In particular, respondents were primarily concerned with running out of their triptan medication with 35% of the Delayed Treatment cohort expressing this concern compared with 22% of the Early Treatment cohort (P ≤ .001). Statistically significant differences were also noted for concerns Luminespib mouse about taking medications (P ≤ .001), side effects (P ≤ .05), expense (P ≤ .01), and taking prescription medications (P ≤ .001). Results build upon previously published studies and suggest that patient beliefs directly influence how migraineurs manage
their migraines and have implications for patient outcomes. Such insights should be used to facilitate physician–patient communication and reinforce the need for high throughput screening compounds patient-centered care to improve patient outcomes. “
“Headache disorder is a major public health issue and is a great burden for the person, the health care system, and society. This article
reviews epidemiological surveys of primary headache disorders including migraine and tension-type headache (TTH) among adults in the Asia-Pacific region using the International Classification of Headache Disorders (ICHD), first or second edition.

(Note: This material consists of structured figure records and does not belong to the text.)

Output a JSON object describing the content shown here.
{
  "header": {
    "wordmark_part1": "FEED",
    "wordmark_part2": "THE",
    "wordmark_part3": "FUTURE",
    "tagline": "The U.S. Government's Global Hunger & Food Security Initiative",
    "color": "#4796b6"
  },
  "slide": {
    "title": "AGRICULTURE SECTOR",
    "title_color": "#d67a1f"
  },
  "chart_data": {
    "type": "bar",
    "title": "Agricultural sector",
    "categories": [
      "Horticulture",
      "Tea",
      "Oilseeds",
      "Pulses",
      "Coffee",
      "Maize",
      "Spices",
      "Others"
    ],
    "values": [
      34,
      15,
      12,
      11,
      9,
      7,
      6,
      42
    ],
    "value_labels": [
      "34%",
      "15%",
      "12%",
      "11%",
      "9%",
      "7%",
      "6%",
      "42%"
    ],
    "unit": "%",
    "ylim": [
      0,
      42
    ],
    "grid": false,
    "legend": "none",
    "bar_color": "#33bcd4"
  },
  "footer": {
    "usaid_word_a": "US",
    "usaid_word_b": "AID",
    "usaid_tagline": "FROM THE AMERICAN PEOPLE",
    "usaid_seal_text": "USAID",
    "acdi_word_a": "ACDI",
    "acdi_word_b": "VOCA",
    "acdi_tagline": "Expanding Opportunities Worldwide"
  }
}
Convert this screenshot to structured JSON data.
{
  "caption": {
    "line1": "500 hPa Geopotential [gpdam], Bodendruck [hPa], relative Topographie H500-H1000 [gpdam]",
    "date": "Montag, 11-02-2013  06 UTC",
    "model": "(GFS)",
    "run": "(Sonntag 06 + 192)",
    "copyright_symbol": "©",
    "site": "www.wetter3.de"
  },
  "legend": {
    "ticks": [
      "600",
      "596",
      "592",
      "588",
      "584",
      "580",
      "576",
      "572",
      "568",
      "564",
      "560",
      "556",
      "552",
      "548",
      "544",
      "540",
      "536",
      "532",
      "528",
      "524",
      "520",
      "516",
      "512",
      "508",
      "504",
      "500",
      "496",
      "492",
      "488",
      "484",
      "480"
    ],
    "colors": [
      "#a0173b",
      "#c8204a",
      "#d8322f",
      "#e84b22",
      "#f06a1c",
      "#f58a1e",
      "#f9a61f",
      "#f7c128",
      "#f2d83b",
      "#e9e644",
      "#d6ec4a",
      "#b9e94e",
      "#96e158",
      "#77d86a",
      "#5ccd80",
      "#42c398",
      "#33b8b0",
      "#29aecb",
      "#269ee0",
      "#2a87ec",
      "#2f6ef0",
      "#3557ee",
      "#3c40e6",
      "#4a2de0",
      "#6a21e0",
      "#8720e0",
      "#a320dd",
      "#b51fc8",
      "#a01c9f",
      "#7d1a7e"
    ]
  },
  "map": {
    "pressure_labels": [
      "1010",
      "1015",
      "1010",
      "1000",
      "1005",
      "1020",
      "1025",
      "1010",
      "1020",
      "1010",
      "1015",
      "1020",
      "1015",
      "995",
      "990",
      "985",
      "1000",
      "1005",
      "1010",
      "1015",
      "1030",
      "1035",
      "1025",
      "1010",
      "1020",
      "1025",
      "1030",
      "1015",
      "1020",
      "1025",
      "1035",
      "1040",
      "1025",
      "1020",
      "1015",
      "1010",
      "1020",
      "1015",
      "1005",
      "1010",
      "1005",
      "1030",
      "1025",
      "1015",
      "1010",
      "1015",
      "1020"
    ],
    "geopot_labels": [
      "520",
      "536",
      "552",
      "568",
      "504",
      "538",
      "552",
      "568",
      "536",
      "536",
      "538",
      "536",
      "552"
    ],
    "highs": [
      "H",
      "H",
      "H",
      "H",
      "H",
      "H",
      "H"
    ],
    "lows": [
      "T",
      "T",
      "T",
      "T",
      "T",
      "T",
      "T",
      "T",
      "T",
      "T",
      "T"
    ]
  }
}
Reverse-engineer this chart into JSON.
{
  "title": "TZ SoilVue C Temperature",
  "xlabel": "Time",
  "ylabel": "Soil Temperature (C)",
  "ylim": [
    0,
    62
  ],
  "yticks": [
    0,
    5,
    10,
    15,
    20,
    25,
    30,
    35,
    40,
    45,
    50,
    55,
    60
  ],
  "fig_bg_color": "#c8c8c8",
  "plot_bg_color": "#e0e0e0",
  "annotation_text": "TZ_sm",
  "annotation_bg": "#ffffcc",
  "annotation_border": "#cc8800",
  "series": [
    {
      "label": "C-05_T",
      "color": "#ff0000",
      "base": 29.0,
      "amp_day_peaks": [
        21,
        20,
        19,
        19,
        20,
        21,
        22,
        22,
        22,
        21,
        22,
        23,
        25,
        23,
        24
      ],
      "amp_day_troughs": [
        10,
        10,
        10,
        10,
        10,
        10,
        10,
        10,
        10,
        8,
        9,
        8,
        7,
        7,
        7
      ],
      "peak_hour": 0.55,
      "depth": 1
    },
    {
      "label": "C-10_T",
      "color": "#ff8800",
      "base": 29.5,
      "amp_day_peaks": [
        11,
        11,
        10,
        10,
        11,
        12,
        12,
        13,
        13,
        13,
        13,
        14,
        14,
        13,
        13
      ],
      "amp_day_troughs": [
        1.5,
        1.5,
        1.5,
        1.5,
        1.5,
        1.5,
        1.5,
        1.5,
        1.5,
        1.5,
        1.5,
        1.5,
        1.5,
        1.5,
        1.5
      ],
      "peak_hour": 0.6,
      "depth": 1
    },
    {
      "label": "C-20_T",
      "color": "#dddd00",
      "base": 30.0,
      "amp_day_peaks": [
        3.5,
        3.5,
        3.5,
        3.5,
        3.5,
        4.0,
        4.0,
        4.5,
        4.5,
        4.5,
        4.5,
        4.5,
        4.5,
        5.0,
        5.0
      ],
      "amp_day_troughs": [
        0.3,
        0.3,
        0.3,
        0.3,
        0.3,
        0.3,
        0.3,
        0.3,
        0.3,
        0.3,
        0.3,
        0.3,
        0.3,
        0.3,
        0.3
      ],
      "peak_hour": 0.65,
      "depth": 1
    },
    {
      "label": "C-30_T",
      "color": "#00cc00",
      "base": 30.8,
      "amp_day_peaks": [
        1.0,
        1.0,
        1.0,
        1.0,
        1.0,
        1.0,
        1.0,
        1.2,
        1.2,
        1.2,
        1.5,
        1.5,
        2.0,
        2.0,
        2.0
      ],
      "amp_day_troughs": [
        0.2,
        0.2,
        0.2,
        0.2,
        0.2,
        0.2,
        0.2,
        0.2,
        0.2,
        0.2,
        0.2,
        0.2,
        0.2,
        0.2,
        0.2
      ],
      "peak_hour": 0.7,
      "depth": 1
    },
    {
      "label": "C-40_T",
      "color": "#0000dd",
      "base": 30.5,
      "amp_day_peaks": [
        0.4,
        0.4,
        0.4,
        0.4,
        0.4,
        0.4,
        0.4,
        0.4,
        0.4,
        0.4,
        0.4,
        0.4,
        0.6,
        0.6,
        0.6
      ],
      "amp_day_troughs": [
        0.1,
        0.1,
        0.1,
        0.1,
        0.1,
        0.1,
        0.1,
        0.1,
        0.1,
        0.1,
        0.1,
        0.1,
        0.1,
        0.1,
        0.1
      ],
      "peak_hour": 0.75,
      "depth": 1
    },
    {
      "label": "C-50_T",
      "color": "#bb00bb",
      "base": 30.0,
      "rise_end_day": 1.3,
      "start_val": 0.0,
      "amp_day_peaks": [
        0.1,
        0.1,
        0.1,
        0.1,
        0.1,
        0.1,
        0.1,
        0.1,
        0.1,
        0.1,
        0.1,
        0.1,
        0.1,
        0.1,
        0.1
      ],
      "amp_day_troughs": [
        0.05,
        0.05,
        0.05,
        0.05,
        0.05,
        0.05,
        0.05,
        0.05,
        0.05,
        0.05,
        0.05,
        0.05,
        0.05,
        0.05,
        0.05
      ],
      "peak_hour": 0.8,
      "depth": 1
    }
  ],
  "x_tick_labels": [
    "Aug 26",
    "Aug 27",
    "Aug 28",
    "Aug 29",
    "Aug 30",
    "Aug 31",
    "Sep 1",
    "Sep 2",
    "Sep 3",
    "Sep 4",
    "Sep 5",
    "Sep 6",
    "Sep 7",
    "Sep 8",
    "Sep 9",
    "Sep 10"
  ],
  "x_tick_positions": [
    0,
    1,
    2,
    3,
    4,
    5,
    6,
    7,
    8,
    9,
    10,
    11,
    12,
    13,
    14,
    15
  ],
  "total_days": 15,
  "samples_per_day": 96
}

Chronic daily headache (CDH), which is not an official diagnosis in the ICHD, was also reviewed. In the Asia-Pacific region, the median (range) 1-year prevalence of primary headache disorders was 9.1% (1.5-22.8%) for migraine, 16.2% (10.8-33.8%) for TTH, and 2.9% (1.0-3.9%) for CDH. The 1-year prevalence of migraine and TTH were rather consistent; however, the extremes in the 1-year prevalence of migraine in earlier studies from Hong Kong (1.5%) and South Korea (22.3%) were not repeated in later surveys (Hong Kong: 12.5%; South Korea: 6%). According to the United Nations, the estimated population of the Asia-Pacific region was 3.85 billion medchemexpress in 2010, equaling to headache suffers
of 350 million patients with migraine, 624 million with TTH, and 112 million with CDH; many remain to be treated. The prevalence of headache disorders has remained stable over the last 2 decades in this region, where the diversity of geography, race, and development is wide. Thus, the pursuit of better headache care in this region might be our next challenge. “
“(Headache 2010;50:1273-1277) Objective.— To determine the prevalence of neck pain at the time of migraine treatment relative to the prevalence of nausea, a defining associated symptom of migraine. Methods.— This is a prospective, observational cross-sectional study of 113 migraineurs, ranging in attack frequency from episodic to chronic migraine. Subjects were examined by headache medicine specialists to confirm the diagnosis of migraine and exclude both cervicogenic headache and fibromyalgia. Details of all migraines were recorded over the course of at least 1 month and until 6 qualifying migraines had been treated.